Fahima 'Raissa' Elias (1920 - 28 June 2014) was a Bahá'í who was named a Knight of Bahá’u’lláh for pioneering to French Somaliland, now Djibouti.
Biography[edit]
Fahima married Sabri in 1941 and in 1944 they went on pilgrimage together then pioneered to Addis Ababa where a Local Spiritual Assembly was established in 1947.[1] In 1954 Shoghi Effendi asked the Addis Ababa community to send a family to move to French Somaliland to reopen the country to the Faith and the Elias's pioneered with their two youngest children. In 1956 the first Local Spiritual Assembly in French Somaliland was formed through their efforts, and they returned to Egypt in 1959.
The Egyptian government began to oppress the Bahá'í community in the 1960's and in 1968 the Elias's moved to Libya for three years before returning to Alexandria in Egypt.
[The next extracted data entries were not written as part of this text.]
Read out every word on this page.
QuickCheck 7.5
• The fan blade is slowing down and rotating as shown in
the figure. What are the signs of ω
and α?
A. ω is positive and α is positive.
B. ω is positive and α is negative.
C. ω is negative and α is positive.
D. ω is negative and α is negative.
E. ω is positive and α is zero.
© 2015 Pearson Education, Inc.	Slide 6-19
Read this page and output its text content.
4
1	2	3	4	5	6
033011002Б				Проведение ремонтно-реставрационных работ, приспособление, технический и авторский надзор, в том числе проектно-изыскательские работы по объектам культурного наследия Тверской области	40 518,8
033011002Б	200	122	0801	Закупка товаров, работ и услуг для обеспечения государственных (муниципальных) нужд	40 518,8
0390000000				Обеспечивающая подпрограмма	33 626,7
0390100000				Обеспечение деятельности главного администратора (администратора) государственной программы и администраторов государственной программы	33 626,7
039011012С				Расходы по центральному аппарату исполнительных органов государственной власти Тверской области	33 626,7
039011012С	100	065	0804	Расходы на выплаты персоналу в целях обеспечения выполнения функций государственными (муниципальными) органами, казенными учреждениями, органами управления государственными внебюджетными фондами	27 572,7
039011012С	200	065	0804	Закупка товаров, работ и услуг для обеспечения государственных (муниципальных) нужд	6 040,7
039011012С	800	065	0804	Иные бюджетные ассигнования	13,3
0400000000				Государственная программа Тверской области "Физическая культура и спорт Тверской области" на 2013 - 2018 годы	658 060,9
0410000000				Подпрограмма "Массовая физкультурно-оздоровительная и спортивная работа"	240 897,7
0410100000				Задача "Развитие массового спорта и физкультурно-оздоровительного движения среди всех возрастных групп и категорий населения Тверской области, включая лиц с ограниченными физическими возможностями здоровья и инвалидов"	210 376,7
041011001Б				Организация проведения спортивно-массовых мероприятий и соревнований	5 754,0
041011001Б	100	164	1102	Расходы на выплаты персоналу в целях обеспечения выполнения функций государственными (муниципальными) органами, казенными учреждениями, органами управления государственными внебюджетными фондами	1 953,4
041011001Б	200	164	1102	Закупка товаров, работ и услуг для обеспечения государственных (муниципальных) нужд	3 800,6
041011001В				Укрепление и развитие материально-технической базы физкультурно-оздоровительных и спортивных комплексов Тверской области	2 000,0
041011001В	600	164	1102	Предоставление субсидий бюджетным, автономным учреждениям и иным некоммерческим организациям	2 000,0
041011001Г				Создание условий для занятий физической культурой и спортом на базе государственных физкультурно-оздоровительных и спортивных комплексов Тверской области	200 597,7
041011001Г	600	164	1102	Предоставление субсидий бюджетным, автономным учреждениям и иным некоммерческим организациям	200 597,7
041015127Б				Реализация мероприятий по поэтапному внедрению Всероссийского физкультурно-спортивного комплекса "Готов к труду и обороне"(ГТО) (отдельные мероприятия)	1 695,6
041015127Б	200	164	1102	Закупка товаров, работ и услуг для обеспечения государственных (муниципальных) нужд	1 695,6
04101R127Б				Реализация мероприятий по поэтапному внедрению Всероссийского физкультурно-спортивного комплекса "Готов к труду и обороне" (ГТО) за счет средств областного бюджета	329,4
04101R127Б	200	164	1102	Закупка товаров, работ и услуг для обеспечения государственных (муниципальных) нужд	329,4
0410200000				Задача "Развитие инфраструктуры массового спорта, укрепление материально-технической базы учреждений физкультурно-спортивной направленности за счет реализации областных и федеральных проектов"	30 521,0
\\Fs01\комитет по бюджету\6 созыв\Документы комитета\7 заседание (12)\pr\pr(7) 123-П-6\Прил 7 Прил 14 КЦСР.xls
In 1977 they pioneered to Djibouti again until 1988 when they returned to Alexandria. After Sabri passed in 1995 Fahima moved to Morocco and Syria to teach however after breaking a hip she returned to Egypt and lived in Cairo with a daughter until passing in 2014.
References[edit]
- Redman, E. The Knights of Bahá’u’lláh, George Ronald Press, London. pp 58-61
Notes[edit]
- ↑ "News from Other Lands". Baha'i News. No. 199. United States: National Spiritual Assembly of the Bahá’ís of the United States. September 1947. Archived from the original on 31 August 2018. Retrieved 2 November 2018.